Intended Parents will acquire legal status by obtaining a Parental Order. This is the Order that must be made for children born through surrogacy to confer legal parenthood status on the Intended Parents, and extinguish the Surrogate’s parental rights.

The criteria for making a parental order is set out in s.54 HFEA 2008.

What happens when a person changes gender during an originally heterosexual marriage?

If a person wants to change their gender after marriage, be they in a same-sex or opposite-sex marriage, their legal rights as a spouse are not affected. If, however, the relationship subsequently breaks down irretrievably, it may be possible to end the marriage by an annulment, and not just a divorce.
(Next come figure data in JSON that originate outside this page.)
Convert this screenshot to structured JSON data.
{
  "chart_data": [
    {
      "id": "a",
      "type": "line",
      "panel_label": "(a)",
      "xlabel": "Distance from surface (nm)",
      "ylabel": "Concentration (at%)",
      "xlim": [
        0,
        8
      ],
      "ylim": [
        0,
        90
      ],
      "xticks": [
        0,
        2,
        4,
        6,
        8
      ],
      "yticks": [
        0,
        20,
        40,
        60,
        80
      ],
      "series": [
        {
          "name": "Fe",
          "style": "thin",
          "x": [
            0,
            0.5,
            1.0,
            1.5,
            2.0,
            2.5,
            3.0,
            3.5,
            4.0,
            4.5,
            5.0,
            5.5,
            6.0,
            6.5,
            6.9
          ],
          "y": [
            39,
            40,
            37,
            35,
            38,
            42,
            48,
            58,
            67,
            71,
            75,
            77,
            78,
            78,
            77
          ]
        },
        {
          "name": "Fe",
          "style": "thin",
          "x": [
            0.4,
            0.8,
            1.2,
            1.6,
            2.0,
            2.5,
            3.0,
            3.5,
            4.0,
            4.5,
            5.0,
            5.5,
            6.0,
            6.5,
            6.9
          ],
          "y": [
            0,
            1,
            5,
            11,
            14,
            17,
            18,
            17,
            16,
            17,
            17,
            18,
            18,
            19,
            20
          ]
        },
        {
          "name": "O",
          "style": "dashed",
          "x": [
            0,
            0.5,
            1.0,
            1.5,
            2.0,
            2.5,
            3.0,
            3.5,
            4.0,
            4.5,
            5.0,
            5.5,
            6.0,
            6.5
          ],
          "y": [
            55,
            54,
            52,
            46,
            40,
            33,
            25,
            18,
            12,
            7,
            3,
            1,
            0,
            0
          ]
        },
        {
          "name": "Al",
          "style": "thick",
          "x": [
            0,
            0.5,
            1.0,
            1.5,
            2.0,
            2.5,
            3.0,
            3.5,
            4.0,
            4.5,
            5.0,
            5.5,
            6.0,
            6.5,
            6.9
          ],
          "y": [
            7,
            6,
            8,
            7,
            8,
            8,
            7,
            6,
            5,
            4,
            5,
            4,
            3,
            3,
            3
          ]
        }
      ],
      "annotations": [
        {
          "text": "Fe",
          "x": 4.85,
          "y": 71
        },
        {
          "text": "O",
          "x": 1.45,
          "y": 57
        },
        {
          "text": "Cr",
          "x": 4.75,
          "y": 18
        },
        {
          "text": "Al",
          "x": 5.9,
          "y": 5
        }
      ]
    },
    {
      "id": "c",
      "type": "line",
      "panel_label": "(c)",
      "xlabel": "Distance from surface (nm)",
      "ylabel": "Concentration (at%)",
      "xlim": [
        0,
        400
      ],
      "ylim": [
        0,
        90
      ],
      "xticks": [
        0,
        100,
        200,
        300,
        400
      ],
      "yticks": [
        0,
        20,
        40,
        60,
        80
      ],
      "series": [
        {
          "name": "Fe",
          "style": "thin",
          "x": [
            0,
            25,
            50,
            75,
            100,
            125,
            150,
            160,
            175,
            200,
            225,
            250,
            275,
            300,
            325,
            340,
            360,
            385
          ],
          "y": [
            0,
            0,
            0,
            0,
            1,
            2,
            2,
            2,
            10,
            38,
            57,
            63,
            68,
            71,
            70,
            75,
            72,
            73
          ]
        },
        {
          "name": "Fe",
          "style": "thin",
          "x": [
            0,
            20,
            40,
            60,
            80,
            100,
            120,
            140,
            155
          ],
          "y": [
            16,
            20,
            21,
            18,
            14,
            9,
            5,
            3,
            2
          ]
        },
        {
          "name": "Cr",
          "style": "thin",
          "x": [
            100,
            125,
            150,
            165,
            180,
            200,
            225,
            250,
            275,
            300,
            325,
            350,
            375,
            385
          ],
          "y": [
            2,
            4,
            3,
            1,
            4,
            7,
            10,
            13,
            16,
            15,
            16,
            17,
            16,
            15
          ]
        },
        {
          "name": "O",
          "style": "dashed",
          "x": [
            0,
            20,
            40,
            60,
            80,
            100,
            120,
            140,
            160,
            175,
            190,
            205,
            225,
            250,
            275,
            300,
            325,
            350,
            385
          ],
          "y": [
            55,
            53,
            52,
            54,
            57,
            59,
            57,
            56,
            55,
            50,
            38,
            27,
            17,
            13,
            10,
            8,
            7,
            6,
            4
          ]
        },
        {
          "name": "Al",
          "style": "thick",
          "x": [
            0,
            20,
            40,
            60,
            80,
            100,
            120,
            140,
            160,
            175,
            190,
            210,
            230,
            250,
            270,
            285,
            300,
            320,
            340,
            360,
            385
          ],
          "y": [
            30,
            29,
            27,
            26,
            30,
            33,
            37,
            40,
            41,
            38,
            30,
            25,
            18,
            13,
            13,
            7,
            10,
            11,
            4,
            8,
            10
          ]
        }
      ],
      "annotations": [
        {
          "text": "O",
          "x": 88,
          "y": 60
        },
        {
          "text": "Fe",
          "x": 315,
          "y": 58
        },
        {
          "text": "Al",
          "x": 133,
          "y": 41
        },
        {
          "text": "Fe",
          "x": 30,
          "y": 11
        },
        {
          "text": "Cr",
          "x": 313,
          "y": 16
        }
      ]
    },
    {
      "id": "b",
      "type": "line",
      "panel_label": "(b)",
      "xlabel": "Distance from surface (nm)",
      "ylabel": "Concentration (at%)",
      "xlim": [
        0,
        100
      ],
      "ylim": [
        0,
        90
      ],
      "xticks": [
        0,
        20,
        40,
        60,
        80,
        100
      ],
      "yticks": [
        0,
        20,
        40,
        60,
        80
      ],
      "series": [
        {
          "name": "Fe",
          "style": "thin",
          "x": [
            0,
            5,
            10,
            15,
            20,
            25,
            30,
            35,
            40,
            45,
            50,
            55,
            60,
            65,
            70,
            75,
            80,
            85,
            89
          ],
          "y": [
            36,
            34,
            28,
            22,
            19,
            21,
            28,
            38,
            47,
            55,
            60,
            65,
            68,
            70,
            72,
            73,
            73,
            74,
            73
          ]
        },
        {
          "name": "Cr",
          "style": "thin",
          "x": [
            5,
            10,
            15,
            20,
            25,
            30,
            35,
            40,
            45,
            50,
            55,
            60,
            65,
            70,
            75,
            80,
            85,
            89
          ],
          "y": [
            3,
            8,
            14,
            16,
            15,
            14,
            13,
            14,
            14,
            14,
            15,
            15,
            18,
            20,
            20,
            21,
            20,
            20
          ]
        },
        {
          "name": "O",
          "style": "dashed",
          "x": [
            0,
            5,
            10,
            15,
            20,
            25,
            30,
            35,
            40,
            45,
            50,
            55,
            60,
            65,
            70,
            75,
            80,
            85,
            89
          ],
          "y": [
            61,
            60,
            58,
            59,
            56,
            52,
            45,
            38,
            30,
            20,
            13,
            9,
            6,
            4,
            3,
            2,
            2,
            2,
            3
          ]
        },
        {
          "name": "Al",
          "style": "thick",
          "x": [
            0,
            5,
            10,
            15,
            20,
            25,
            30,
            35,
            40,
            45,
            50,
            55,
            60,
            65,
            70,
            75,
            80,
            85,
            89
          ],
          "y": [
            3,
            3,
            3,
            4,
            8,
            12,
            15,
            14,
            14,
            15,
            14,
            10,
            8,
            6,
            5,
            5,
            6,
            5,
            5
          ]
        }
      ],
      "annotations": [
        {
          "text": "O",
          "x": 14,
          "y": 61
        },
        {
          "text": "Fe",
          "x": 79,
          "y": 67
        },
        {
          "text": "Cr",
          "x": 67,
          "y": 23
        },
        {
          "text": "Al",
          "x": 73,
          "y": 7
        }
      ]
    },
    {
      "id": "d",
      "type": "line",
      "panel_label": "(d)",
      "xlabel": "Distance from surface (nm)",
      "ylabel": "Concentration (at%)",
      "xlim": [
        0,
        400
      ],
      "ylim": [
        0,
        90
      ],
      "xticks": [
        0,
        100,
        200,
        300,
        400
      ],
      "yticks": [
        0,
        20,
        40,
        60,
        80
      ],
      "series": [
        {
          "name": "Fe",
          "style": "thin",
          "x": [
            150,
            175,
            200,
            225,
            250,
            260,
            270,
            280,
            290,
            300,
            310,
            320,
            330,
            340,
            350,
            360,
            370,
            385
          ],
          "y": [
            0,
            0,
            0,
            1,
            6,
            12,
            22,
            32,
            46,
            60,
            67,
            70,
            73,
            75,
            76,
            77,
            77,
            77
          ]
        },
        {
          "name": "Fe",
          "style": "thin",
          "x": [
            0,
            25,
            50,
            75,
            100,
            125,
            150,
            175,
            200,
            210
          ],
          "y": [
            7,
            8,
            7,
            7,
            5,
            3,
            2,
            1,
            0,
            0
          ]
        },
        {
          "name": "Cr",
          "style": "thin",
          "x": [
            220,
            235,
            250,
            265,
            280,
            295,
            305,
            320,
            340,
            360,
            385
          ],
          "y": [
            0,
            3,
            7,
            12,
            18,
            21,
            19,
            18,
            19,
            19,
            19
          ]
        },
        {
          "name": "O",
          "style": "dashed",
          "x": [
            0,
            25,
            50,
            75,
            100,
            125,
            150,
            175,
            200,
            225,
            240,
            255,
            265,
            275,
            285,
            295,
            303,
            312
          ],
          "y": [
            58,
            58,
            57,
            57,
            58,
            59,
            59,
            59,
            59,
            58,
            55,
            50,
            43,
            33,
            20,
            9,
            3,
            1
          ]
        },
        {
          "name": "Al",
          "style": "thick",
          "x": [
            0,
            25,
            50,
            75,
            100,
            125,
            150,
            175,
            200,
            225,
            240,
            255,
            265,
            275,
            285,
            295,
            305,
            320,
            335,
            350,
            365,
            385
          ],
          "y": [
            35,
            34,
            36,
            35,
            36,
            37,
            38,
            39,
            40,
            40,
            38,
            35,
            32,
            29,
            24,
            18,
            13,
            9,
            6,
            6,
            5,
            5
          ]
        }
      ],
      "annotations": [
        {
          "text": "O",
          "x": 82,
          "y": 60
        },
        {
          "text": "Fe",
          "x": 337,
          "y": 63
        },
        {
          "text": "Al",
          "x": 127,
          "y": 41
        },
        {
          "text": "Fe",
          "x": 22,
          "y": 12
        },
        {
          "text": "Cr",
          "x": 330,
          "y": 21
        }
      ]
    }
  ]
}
The Gender Recognition Act 2022 amended the basis upon which a marriage could be voidable to add the ground of an Interim Gender Recognition Certificate being issued to either party, subsequent to the date of the marriage. A ‘voidable’ marriage is one that will be treated as having existed up to the time when the Decree of Nullity is made by the Court. The application for Nullity in such cases, however, must be pursued within six months from the date of the issue of the Interim Gender Recognition Certificate.

In the circumstances, where a voidable marriage is annulled, it would still be possible for either party to pursue a financial settlement by way of a Financial Remedy Order, and a Child Arrangements Order regarding the children of the family, the same way it would have been done in the event on a Divorce.

What cohabitation rights do same-sex couples have?

If the parties cohabit rather than get married or entering into a civil partnership, be they in a same-sex or opposite-sex relationship, they will have:

  • No automatic rights to their partner’s property in the event of their death.
  • No automatic entitlement to inherit their estate, even if they have children.
  • No tax reliefs or exemptions that spouses and civil partners enjoy, including pensions.

As the parties were never married or in a civil partnership, the law governing a financial dispute following a separation will be the Trust of Land & Appointment of Trustees Act 1996, commonly known as TOLATA.

The ‘starting point’ in determining the parties’ respective assets would be the current legal ownership.  The burden of proof in all cases rests with the party who is not the legal owner. Where property is purchased in the sole name of one of the cohabitants and there is no express declaration of trust, a Claimant must necessarily adduce convincing evidence to establish that they have some beneficial interest in the property.

It is advised to obtain a Cohabitation Agreement which can provide more security with regards to property, assets, pensions and debts.